Again and again I ask myself what goes on in a pre-trained transformer-based language model (like ChatGPT9) when it comes to "know" that it cannot give an appropriate answer and either

  • states it ("I have not enough information to answer this question.")

  • asks for more specific information ("Please tell me which kind of XY you mean.")

  • calls a plugin (like Wolfram or ScholarAI)

(I assume that this will never happen without reinforcement learning by human feedback. A pre-trained-only model would always answer something (possibly hallucinating) and not "reflect" about its lack of knowledge.)

The only possibility that I can see - but it's not really explanatory: that after some steps of execution the sum of the top_k probabilities of the final vector (which gives probabilities to the all words in the vocabulary) is too small. But what, when this happens only late? ChatGPT would already have produced lots of words - but one never observes that he stops generation after some lengthy text and only then ends with something like "Ah, finally I see that I'm missing information. I wasn't aware in the beginning." ChatGPT immediately admits that he doesn't know (when he does). And when ChatGPT calls a plugin - e.g. ScholarAI - he does it without having produced a single word of response to the last message.

In principle, ChatGPT could generate a complete response in the background that then is checked somehow if it's "satisfactory". If yes it's given as output (simulating word-by-word generation), if not, it's regenerated with some sort of trigger (a hidden token?) to admit that ChatGPT is missing information or to call a plugin.

What's the clever trick under the hood (in some technical detail)?


2 Answers 2


The data it is trained on includes variants of "I don't know". For instance, if you ask me what is the meaning of life and I reply I don't know, then that is the information schema the AI absorbs. It knows what it does not know, in the same way that it knows what it knows.

Here is another way to look at it. When in training, people were asked to interact with GPT 3.5. At that time, the trainers would have received many incorrect responses. They would then flag to GPT that the response is incorrect/inaccurate from which it would learn to either flag the issue to the user upfront (I am only a LLM ... etc. etc.) or to say I do not know, or some variant. In all of these, the chat interactions and the training data enable it to learn the association of a sequence of words and the idea in it with the phrase "I don't know" or "I won't answer that" in the same way that it learns anything else. The guide rails are programmed in through the interactions with human trainers. This way the math does not change. You only need human trainers to interact with the system and they implicitly program the guide rails.

The schema is plugin aware but not trained on any specific plugin. The following is the information flow (from https://platform.openai.com/docs/plugins/introduction) taken verbatim from the webpage:

  • OpenAI will inject a compact description of your plugin in a message to ChatGPT, invisible to end users. This will include the plugin description, endpoints, and examples.

  • When a user asks a relevant question, the model may choose to invoke an API call from your plugin if it seems relevant; for POST requests, we require that developers build a user confirmation flow to avoid destruction actions.
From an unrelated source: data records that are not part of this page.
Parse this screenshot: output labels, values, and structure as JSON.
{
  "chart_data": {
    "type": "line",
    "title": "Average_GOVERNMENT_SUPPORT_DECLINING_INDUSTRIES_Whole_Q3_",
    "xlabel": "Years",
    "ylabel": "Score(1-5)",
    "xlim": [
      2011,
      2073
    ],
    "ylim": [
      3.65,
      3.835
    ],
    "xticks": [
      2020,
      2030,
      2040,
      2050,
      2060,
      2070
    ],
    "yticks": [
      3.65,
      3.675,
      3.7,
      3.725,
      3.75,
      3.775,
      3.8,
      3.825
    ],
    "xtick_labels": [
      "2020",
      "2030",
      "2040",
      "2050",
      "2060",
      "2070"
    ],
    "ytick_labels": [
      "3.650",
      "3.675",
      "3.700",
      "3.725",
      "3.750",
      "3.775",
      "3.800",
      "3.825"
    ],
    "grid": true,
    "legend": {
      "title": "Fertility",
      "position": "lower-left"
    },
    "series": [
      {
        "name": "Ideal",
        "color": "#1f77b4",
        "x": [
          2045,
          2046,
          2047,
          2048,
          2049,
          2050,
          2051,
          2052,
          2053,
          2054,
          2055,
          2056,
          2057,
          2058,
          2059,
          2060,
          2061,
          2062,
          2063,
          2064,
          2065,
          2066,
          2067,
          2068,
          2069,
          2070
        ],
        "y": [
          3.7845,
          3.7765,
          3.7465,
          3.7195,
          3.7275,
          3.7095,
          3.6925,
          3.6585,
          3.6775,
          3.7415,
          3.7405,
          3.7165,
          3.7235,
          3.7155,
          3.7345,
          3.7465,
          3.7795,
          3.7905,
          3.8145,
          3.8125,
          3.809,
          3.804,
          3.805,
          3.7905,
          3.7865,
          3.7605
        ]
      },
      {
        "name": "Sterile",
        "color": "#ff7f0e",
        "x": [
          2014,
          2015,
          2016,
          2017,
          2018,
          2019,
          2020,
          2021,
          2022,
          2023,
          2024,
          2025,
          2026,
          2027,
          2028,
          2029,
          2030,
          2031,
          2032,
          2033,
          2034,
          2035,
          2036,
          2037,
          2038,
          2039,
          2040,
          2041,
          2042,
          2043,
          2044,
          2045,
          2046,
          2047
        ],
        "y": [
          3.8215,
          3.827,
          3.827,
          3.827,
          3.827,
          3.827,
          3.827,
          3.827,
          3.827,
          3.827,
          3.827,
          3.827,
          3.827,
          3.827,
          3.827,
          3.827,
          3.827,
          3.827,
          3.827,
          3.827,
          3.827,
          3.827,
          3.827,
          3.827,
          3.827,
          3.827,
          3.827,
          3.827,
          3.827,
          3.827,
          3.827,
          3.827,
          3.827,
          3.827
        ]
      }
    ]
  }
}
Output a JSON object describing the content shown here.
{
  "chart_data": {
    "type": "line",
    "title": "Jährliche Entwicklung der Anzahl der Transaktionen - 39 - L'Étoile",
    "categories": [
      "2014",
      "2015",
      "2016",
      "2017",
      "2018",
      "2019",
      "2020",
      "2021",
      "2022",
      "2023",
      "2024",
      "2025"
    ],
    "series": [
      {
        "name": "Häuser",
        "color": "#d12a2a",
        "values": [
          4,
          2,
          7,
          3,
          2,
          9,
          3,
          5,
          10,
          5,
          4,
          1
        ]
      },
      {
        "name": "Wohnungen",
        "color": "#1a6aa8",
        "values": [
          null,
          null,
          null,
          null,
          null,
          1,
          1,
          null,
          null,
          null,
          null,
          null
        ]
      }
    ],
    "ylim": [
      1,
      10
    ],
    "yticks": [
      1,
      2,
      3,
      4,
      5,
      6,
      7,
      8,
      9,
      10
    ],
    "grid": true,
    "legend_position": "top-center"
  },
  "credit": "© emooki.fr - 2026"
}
  • The model will incorporate the API call results into its response to the user.

  • The model might include links returned from the API calls in its response. These will be displayed as rich previews (using the OpenGraph protocol, where we pull the site_name, title, description, image, and url fields).

  • The model can also format data from your API in markdown and the ChatGPT UI will render the markdown automatically.

In a nutshell, ChatGPT is intelligent but its plugin system is very limited.


It makes sense to assume that reinforcement learning from human feedback (RLHF) has some merit, at least. I'll explain myself.

In RL we have a reward (the human feedback), a policy (which should be GPT itself), and (one or two) value functions. Here it say that in RLHF it learns reward model (RM), i.e, a network that takes a (generated) sequence and the human feedback, and outputs a numerical reward that represents the human preference (I think how much the preference is followed.) The RM scores/evaluates the goodness of the generated text, basically.

Since the RM specifies a reward function, once it's learned you can use standard RL to optimize the language model to follow the RM and thus the human preferences.

Then at inference time, one can still use the RM to evaluate the generated text and so if not satisfactory (i.e. predicted preference is too low), they can fallback to another (specialized) LM or even have some special instructions that ask the user for clarification. This is my guess.